Not that her family was much better. I already knew that her father the deposed James II was a clot with tyrannical tendencies but I hadn't fully appreciated what a boorish and prickly character was his usurper (and Anne's brother-in-law) William II - also known as William of Orange or "Sweet William" (to Protestants/Hanoverians) or "Stinking Billy" (to Catholics/Jacobites).

But nobody comes out worse than the appalling Sarah, Duchess of Marlborough, who patronised and exploited Anne mercilessly and then betrayed her confidence and put it about that she was gay - a cruel "outing" in those days even if it had been true but it almost certainly wasn't.

Poor old Anne went through 17 pregnancies but was predeceased by all her children including William, Duke of Gloucester, who died aged 11 (you can see the signs of hydrocephalus which killed him in the picture above). Had he survived they wouldn't have had to import those Germans who still squat like cuckoos in the privileged nest of British monarchy.

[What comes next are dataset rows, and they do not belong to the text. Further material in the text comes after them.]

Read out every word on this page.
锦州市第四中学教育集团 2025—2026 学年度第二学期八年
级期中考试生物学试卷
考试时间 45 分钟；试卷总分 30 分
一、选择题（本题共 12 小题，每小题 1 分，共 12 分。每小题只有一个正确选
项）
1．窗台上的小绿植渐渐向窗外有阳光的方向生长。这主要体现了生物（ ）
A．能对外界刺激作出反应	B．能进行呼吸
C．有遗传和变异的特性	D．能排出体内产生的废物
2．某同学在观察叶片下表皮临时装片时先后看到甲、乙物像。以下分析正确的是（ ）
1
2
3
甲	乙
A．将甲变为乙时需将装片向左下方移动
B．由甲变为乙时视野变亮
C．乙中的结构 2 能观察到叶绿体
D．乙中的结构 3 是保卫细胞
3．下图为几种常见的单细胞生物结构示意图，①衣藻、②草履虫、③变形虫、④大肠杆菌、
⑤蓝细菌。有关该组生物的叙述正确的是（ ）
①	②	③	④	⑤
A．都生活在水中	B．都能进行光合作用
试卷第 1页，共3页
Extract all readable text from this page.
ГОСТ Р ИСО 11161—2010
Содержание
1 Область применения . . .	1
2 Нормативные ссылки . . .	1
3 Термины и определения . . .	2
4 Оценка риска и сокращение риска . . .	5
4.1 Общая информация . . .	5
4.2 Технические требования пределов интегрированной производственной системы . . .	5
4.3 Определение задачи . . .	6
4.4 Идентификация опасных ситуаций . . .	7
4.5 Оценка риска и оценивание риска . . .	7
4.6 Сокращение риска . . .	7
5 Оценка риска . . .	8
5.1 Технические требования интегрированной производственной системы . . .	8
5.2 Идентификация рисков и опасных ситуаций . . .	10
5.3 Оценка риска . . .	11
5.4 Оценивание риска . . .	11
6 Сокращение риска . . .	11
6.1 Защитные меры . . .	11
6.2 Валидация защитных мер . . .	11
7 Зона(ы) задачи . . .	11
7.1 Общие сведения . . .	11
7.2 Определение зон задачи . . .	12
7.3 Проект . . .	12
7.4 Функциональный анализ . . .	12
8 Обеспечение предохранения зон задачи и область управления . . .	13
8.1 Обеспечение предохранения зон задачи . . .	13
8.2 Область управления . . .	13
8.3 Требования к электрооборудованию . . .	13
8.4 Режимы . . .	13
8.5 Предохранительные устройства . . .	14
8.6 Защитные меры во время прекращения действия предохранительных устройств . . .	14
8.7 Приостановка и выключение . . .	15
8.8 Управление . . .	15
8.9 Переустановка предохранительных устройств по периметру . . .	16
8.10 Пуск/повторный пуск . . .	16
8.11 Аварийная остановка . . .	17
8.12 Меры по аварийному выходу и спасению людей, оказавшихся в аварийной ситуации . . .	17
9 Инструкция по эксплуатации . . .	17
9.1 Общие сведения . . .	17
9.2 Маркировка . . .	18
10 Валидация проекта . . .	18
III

20 years ago my Catholic friend Nick dragged me across Paris to Saint-Germain-en-Laye to look at the palace and memorials of the Jacobite court in exile which struggled on to launch the 1715 and 1745 rebellions and then slowly became objects of romanticism for Sir Walter Scott, Queen Victoria (oddly enough, given that she was their usurper's descendant), and latterly Hollywood (eg Errol Flynn in
The Master of Ballantrae - 1953).

Interesting, but I wasn't moved. In truth they were a snooty and despotic lot without a care for ordinary citizens. The ones we ended up with instead may not be much better but they soon relinquished any major function in running the country so that today their successors' personal qualities and views of the world can be matters of indifference to us.

Postscript 2:

My Mum tells me that my story about the bigamous marriage (see this link) is incomplete: the mayor who inadvertently witnessed the illegal ceremony was also the daughter of the Archbishop of Canterbury. You couldn't make this up.